When you fixate on what’s missing or how far you have to go, you train your brain to ignore the proof that you’re capable. You move the goalposts faster than you move forward. 

But when you deliberately notice progress, you activate a bias known as the self-perception effect: you begin to see yourself as the kind of person who follows through. That belief fuels the next action, and the loop continues.

Over time, you’ll have undeniable evidence of your capability.
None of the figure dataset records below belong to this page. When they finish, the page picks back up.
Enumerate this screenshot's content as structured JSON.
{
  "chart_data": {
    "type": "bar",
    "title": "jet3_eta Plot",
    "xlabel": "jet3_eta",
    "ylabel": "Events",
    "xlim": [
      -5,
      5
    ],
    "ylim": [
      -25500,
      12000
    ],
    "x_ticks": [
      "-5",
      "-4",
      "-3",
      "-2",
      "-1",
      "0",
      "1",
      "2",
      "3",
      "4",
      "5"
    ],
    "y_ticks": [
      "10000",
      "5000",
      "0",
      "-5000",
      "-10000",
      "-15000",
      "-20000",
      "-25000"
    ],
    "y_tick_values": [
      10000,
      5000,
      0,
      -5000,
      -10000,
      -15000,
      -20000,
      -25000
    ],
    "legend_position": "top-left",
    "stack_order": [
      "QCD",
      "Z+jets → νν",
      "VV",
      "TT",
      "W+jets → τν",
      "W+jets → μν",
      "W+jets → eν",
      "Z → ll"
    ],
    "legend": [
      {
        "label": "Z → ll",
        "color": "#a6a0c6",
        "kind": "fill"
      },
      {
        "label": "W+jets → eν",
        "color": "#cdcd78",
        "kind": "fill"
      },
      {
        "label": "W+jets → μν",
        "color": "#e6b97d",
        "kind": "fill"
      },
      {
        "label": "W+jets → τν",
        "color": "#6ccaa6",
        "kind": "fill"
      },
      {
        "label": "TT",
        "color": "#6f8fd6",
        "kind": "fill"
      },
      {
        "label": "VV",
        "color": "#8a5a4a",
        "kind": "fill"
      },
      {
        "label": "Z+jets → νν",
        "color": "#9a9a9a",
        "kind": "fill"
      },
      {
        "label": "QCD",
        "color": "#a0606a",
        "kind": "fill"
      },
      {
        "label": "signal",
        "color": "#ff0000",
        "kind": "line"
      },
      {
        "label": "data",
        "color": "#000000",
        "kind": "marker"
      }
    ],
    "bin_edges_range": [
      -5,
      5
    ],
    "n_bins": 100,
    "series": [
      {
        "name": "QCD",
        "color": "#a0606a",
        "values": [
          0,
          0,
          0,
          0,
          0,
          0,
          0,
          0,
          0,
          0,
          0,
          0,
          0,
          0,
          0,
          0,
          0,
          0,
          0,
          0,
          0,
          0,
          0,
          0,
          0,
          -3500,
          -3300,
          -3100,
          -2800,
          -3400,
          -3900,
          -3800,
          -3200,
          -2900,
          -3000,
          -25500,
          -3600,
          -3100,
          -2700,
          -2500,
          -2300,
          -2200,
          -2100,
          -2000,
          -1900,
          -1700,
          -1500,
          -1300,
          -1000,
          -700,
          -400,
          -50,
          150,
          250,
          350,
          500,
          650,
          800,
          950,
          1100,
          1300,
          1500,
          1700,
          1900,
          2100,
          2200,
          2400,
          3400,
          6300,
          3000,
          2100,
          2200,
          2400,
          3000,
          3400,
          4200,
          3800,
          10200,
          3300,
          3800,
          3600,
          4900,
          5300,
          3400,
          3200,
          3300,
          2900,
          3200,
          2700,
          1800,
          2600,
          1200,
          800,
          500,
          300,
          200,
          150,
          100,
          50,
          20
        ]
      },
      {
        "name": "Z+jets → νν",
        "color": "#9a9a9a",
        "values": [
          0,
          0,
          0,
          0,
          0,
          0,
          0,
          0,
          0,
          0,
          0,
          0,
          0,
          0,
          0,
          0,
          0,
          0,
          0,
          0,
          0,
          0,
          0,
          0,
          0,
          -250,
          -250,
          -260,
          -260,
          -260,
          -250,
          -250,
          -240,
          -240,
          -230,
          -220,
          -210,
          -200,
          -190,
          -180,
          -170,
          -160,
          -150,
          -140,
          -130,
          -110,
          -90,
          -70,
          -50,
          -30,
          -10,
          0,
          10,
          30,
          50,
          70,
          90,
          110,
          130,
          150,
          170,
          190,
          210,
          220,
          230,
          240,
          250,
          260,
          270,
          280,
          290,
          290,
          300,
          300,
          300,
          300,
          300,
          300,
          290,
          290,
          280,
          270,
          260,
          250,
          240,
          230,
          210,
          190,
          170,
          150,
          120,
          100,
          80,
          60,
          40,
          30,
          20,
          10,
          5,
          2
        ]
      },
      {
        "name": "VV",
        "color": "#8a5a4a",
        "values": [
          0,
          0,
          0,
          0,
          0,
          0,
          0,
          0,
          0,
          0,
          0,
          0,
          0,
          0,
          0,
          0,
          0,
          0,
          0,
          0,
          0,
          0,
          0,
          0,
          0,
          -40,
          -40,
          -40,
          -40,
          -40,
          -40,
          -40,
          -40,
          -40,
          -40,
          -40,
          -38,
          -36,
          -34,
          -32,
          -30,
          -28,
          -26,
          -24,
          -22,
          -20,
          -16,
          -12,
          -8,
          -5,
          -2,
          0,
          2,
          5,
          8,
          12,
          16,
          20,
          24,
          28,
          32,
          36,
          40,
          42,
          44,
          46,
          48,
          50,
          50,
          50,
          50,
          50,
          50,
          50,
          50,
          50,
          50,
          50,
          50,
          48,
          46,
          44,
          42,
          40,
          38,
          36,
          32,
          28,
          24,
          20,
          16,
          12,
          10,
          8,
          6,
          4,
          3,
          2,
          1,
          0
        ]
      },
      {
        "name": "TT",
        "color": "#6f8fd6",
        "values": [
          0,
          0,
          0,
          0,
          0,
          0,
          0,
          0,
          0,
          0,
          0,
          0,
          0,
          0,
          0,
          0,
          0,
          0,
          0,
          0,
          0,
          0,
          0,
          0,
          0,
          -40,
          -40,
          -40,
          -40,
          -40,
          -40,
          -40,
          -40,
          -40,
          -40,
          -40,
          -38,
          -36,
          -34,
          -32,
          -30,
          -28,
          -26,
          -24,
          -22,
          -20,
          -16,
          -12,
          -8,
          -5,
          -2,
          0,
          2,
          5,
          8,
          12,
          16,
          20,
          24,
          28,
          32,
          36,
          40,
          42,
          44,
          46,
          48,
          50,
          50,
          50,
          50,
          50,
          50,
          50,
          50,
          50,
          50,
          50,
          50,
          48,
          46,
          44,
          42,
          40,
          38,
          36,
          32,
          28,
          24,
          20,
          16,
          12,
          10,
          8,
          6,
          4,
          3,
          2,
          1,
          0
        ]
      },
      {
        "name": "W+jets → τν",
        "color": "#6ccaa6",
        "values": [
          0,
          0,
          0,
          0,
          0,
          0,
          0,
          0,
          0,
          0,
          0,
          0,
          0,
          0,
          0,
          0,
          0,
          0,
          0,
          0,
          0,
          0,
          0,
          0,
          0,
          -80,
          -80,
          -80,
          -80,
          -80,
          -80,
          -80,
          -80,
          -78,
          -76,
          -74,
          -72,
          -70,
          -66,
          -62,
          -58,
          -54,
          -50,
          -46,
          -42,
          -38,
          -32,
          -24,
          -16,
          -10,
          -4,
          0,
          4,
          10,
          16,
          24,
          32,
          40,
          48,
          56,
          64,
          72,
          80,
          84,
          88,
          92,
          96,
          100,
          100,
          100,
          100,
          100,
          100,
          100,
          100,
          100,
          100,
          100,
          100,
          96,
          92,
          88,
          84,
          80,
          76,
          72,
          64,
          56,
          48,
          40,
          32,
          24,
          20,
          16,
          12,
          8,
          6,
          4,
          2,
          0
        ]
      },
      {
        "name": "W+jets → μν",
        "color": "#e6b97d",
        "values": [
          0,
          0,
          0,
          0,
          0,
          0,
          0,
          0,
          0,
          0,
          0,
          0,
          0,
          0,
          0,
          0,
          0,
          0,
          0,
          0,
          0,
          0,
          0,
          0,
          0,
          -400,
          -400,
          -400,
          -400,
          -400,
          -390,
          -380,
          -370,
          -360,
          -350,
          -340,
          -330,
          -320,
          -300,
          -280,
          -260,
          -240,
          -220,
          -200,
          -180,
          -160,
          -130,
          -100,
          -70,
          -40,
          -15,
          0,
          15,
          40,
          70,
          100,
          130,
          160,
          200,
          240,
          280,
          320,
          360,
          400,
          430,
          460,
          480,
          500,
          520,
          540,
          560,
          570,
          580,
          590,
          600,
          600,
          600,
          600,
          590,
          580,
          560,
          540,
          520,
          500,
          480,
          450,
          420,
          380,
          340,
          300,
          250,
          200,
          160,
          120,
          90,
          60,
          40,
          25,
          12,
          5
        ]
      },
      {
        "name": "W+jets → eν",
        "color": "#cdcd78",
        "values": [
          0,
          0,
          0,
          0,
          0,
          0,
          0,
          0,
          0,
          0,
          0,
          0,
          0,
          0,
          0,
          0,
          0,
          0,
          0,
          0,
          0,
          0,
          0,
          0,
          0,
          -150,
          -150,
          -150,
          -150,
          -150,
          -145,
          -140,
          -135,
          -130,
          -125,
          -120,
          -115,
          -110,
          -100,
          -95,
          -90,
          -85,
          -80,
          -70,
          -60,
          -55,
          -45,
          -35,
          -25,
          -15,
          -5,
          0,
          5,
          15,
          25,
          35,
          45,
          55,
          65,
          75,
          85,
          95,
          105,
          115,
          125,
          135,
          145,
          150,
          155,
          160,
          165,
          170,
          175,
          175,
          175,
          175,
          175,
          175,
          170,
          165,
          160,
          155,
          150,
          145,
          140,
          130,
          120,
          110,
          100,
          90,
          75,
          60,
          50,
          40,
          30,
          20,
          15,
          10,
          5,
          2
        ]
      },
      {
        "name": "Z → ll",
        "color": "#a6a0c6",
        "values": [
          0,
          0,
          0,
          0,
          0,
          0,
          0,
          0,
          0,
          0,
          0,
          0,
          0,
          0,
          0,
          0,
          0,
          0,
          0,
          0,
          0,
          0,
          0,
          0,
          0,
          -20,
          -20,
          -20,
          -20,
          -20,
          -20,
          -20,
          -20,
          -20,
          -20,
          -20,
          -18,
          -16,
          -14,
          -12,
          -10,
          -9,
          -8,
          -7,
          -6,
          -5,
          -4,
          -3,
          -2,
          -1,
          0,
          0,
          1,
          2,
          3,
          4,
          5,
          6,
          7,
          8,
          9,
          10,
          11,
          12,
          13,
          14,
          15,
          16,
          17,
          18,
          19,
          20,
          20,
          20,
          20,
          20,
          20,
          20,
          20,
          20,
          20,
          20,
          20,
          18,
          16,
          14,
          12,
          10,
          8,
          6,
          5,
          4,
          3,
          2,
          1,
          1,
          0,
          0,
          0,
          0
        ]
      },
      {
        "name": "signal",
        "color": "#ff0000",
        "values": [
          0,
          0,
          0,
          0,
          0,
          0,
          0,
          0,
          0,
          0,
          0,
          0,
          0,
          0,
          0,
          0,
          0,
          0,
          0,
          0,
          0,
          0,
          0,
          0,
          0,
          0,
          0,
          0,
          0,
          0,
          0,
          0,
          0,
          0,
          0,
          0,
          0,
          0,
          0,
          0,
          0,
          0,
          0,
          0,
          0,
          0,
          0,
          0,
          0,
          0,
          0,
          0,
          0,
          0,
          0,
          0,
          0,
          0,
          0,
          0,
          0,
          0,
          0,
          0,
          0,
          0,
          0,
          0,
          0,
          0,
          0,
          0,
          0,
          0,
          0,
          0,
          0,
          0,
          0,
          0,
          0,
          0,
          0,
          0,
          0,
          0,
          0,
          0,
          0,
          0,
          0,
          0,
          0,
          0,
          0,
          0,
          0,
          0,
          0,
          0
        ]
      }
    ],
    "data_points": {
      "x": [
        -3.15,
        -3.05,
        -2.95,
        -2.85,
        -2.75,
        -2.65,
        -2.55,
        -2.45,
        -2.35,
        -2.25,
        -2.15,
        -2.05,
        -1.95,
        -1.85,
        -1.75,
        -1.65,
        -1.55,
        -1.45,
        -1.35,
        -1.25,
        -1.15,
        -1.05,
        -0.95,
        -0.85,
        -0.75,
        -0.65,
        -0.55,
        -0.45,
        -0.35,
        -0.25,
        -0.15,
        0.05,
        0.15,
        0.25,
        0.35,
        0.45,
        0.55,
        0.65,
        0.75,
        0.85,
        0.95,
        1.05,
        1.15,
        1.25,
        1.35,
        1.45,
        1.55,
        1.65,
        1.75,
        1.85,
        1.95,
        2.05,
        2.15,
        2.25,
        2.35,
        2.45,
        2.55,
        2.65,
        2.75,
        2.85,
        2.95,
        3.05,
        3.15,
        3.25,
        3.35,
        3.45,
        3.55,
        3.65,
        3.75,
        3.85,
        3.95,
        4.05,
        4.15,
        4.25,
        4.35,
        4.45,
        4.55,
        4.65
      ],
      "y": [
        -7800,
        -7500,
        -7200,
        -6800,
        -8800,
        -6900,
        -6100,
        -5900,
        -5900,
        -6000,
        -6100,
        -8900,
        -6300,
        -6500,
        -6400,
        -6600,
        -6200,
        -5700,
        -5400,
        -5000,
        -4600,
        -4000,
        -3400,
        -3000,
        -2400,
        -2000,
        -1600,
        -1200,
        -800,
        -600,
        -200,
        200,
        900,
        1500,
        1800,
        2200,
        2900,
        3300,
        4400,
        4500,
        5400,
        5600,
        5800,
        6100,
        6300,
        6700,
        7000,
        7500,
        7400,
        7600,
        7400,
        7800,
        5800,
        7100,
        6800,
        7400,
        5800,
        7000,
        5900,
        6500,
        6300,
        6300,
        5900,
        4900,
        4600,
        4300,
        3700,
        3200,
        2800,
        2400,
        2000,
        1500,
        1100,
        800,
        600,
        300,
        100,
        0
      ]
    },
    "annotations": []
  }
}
And that’s it for this week. Thank you for being a part of the positive corner of the internet, and we hope you all have a fantastic weekend!

-Arnold, Adam, and Daniel

Better Today

Take any of these tips from today’s email and put them into action:

  1. A 44-Year Study Found That Midlife Cardiovascular Fitness Reduces Dementia Risk by 88%

    Prioritizing your health earlier in life can help protect your brain later in life. Scientists found that even after controlling for smoking, blood pressure, and cholesterol, vigorous exercise capacity (sustaining hard breathing while able to speak in short bursts) creates "brain reserve" that guards against age-related cognitive decline.

  2. Why 4 Cups of Coffee Daily Protects Against Age-Related Decline

    A 10-year study found that consuming 4+ cups of coffee daily reduced the risk of frailty by 40% compared with non-coffee drinkers. Coffee supports mitochondrial function and reduces inflammation, the same biological mechanisms triggered by exercise.

  3. How to Reinvent Your Identity

    Identity is not fixed but continuously editable. Research shows that repeated self-narratives ("I'm not a morning person," "I always quit") become self-fulfilling prophecies not because they're factual, but because declaring them reinforces neural pathways that make contradictory actions feel impossible.

  4. Why Recognizing Small Daily Wins Builds Confidence

    Confidence builds through the self-perception effect: noticing what's working trains your brain to see yourself as someone who follows through, creating a reinforcing loop where evidence of capability (even imperfect action) generates the belief that fuels the following action.